To calculate the enthalpy change (\(\Delta H_{rxn}\)) for the combustion of ethanol, you can use the bond energy values provided. The reaction is:
\[CH_3CH_2OH(l) + 3 O_2(g) \rightarrow 2 CO_2(g) + 3 H_2O(g)\]
The enthalpy change (\(\Delta H_{rxn}\)) can be calculated using the following equation:
\[\Delta H_{rxn} = \sum \text{(bond energies of bonds broken)} - \sum \text{(bond energies of bonds formed)}\]
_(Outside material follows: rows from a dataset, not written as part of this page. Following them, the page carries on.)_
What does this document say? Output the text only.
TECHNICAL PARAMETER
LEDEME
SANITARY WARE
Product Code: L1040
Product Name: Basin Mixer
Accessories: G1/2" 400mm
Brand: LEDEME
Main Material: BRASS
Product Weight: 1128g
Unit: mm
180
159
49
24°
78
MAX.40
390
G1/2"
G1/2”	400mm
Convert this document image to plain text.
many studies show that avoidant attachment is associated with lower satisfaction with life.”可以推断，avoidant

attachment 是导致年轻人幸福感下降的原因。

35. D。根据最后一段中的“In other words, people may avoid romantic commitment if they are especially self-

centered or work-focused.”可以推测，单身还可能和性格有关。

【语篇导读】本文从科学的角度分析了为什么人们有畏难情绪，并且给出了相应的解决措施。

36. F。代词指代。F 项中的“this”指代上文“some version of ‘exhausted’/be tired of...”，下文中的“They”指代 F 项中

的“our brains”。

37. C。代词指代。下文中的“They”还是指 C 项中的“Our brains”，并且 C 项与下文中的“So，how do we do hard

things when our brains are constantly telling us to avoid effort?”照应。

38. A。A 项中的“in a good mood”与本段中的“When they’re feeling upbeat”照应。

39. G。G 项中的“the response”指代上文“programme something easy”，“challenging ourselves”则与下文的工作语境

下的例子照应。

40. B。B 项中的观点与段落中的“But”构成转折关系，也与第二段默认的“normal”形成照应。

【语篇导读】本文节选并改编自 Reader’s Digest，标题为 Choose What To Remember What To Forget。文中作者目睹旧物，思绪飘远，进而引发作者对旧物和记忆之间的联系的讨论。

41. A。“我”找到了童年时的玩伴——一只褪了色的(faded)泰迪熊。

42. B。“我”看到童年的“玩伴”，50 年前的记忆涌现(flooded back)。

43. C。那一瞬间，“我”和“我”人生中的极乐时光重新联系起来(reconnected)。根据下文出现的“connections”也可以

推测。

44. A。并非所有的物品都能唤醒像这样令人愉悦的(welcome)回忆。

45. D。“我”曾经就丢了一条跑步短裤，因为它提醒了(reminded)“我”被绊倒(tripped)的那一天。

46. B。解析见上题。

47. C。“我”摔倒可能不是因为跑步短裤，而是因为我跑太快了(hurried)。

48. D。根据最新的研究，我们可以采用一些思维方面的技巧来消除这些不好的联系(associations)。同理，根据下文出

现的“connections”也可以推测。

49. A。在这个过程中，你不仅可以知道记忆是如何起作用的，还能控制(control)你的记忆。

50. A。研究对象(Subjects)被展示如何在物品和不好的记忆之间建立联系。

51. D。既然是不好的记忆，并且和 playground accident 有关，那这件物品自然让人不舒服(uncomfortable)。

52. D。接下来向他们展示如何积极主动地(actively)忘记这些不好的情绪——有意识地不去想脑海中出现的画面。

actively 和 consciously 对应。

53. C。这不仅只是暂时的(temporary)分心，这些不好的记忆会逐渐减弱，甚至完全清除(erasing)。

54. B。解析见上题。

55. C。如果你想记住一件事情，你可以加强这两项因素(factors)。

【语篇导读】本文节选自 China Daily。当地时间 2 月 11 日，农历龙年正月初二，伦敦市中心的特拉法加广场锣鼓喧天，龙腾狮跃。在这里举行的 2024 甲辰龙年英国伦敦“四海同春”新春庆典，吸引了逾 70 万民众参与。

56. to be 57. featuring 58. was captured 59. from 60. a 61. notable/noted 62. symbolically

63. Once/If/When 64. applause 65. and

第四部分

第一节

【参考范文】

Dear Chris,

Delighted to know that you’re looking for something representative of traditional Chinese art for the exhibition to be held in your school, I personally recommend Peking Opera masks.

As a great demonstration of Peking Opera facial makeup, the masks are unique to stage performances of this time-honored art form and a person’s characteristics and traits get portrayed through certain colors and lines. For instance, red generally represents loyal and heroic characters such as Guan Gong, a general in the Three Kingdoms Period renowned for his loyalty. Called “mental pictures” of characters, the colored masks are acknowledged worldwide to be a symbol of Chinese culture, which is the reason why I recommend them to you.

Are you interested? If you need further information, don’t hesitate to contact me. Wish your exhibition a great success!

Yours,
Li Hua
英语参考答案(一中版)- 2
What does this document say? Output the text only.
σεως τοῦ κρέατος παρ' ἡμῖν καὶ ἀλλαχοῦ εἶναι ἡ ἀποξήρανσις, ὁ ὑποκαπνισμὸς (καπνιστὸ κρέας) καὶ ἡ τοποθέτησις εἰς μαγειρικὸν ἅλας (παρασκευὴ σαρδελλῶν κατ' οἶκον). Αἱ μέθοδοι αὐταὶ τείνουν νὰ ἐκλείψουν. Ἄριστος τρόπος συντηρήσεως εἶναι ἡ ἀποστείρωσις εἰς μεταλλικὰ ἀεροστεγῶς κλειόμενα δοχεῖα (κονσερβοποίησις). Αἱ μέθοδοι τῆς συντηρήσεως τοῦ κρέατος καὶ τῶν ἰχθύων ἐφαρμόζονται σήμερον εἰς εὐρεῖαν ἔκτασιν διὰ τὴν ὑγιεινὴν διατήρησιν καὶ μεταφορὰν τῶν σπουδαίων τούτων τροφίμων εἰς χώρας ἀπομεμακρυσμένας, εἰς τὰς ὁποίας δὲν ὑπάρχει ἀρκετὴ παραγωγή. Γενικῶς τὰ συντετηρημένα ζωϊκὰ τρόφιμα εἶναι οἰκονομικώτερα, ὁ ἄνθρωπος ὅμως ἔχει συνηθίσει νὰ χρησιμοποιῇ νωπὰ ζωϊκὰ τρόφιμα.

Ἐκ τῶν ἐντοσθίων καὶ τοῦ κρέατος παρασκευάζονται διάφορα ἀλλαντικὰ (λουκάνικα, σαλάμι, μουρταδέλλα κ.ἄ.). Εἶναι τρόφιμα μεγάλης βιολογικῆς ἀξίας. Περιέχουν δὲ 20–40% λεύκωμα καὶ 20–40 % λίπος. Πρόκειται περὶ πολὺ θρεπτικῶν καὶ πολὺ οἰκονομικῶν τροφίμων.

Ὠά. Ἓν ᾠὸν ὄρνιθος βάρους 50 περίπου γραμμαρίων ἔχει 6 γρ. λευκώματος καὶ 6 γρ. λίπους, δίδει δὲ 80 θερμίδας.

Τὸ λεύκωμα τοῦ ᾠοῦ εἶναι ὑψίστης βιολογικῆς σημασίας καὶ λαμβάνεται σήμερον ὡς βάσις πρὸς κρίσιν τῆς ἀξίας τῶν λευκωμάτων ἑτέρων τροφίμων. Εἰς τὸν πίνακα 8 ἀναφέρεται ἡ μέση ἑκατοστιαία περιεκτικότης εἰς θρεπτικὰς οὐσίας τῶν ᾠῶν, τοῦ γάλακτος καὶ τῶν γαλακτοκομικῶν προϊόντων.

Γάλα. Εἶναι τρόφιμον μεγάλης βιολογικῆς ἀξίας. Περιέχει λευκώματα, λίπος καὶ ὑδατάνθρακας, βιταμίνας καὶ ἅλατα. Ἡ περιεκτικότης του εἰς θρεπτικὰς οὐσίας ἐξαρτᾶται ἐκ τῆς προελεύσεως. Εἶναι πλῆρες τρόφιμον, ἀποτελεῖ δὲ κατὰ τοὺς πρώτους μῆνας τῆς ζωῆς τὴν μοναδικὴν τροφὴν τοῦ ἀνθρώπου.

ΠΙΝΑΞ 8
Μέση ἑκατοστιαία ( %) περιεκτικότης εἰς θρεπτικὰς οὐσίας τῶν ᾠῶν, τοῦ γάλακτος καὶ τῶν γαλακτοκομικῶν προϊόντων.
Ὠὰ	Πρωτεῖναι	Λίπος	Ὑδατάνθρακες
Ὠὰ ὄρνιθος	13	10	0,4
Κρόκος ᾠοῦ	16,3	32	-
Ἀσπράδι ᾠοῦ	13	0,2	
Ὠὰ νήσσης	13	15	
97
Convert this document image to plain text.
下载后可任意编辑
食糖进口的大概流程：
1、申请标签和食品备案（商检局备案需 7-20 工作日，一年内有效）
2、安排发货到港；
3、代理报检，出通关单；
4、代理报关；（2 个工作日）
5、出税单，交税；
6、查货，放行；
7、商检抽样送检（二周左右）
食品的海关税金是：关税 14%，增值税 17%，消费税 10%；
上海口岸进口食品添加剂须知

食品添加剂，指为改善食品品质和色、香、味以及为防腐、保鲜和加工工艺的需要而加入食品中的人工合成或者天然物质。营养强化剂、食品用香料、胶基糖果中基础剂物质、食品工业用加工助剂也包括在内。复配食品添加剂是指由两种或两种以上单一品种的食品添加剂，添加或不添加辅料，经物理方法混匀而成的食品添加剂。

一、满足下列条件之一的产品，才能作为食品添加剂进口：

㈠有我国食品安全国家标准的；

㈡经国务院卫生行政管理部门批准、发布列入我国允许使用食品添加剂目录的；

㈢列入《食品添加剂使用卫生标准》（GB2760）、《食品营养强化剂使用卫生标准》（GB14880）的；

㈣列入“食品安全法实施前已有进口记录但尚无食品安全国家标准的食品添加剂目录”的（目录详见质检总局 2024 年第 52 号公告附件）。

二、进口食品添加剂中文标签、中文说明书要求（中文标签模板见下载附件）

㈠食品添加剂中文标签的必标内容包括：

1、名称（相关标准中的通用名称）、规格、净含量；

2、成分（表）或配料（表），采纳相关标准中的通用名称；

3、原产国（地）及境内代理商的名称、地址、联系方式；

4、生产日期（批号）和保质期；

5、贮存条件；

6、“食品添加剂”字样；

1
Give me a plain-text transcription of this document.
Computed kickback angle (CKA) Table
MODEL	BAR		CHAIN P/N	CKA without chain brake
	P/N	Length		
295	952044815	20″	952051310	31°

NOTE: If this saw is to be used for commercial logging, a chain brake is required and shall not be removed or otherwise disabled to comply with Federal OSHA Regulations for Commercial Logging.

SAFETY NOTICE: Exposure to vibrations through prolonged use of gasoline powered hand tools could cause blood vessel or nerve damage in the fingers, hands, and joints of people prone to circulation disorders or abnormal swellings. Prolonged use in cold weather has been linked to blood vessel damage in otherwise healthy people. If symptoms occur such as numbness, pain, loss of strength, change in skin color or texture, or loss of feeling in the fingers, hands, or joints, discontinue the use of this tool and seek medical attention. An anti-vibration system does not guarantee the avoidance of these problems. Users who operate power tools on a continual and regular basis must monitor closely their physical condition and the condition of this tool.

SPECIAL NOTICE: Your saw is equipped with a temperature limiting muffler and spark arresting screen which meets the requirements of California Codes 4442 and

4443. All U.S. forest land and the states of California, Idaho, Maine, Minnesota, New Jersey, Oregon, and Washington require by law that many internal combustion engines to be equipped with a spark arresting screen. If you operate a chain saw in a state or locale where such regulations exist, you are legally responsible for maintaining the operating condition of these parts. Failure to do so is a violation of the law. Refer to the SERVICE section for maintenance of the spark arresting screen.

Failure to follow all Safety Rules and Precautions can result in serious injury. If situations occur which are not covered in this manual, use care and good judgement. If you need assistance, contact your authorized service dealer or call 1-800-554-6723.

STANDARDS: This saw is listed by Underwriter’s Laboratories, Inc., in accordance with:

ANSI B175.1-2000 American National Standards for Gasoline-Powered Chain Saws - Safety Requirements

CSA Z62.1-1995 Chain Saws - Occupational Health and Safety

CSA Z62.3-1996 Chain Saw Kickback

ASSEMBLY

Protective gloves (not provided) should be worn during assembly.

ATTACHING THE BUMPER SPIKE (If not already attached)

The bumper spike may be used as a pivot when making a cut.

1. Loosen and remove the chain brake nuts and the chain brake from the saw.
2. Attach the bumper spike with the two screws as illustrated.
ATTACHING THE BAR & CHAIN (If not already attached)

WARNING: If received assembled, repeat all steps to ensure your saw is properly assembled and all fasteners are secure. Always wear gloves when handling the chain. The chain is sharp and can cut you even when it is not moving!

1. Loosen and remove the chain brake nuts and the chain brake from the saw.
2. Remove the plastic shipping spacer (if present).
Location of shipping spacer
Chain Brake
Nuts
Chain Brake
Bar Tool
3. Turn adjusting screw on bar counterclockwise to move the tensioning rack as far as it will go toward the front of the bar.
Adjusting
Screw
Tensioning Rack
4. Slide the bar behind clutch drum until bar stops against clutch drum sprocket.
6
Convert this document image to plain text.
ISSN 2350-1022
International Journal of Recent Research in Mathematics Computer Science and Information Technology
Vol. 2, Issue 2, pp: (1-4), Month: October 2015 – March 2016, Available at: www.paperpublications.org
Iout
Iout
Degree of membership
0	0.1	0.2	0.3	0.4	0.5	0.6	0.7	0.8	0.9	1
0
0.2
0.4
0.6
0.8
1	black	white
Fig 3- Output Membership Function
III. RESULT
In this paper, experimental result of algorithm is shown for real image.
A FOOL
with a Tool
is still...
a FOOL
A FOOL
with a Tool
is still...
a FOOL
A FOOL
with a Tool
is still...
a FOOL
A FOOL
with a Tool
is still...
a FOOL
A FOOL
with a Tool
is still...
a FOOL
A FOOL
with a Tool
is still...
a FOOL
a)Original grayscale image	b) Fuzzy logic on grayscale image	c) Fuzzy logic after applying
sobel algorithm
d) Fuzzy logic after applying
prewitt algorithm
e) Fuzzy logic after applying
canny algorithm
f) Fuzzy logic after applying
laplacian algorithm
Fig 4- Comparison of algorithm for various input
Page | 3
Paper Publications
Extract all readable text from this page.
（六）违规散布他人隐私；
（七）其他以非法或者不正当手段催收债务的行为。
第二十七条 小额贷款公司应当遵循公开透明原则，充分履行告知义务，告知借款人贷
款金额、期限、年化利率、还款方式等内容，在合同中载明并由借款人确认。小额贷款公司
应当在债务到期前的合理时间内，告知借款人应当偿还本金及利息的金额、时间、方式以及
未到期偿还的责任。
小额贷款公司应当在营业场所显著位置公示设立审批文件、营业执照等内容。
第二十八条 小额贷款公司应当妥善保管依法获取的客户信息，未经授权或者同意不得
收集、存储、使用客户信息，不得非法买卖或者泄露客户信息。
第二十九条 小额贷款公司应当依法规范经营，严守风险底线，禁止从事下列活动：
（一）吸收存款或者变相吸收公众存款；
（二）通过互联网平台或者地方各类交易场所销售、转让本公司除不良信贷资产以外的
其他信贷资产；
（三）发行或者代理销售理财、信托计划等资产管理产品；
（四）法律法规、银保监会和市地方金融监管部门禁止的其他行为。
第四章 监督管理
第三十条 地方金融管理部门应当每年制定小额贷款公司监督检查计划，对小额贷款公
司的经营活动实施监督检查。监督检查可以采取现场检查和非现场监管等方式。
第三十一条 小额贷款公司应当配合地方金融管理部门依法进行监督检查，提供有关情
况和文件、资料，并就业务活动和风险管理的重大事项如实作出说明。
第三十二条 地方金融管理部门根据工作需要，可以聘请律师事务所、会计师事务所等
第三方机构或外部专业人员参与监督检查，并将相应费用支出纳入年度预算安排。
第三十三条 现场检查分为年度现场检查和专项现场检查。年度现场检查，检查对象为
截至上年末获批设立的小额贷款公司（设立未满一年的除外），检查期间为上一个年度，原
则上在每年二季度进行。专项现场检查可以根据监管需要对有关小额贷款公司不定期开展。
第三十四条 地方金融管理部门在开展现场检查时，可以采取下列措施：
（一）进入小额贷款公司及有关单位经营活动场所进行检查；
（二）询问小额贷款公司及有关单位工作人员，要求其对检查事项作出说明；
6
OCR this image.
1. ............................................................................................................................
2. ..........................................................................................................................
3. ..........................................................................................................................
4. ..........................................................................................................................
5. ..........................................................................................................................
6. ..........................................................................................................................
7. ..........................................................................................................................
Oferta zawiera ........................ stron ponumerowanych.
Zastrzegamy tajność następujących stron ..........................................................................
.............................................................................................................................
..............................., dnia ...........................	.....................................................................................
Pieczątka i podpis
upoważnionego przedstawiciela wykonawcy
First, identify the bonds broken and formed in the reaction:
**Bonds Broken:**
- 1 C-H bond in CH3CH2OH
- 3 O=O bonds in O2
**Bonds Formed:**
- 2 C=O bonds in CO2
- 3 O-H bonds in H2O
Now, substitute the bond energy values into the equation:
\[\Delta H_{rxn} = (1 \times 411) + (3 \times 498) - (2 \times 805) - (3 \times 464)\]
Calculate the values:
\[\Delta H_{rxn} = 411 + 1494 - 1610 - 1392\]
\[\Delta H_{rxn} = -97 \, \text{kJ}\]
Therefore, the enthalpy change (\(\Delta H_{rxn}\)) for the combustion of ethanol is -97 kJ. The negative sign indicates that the reaction is exothermic.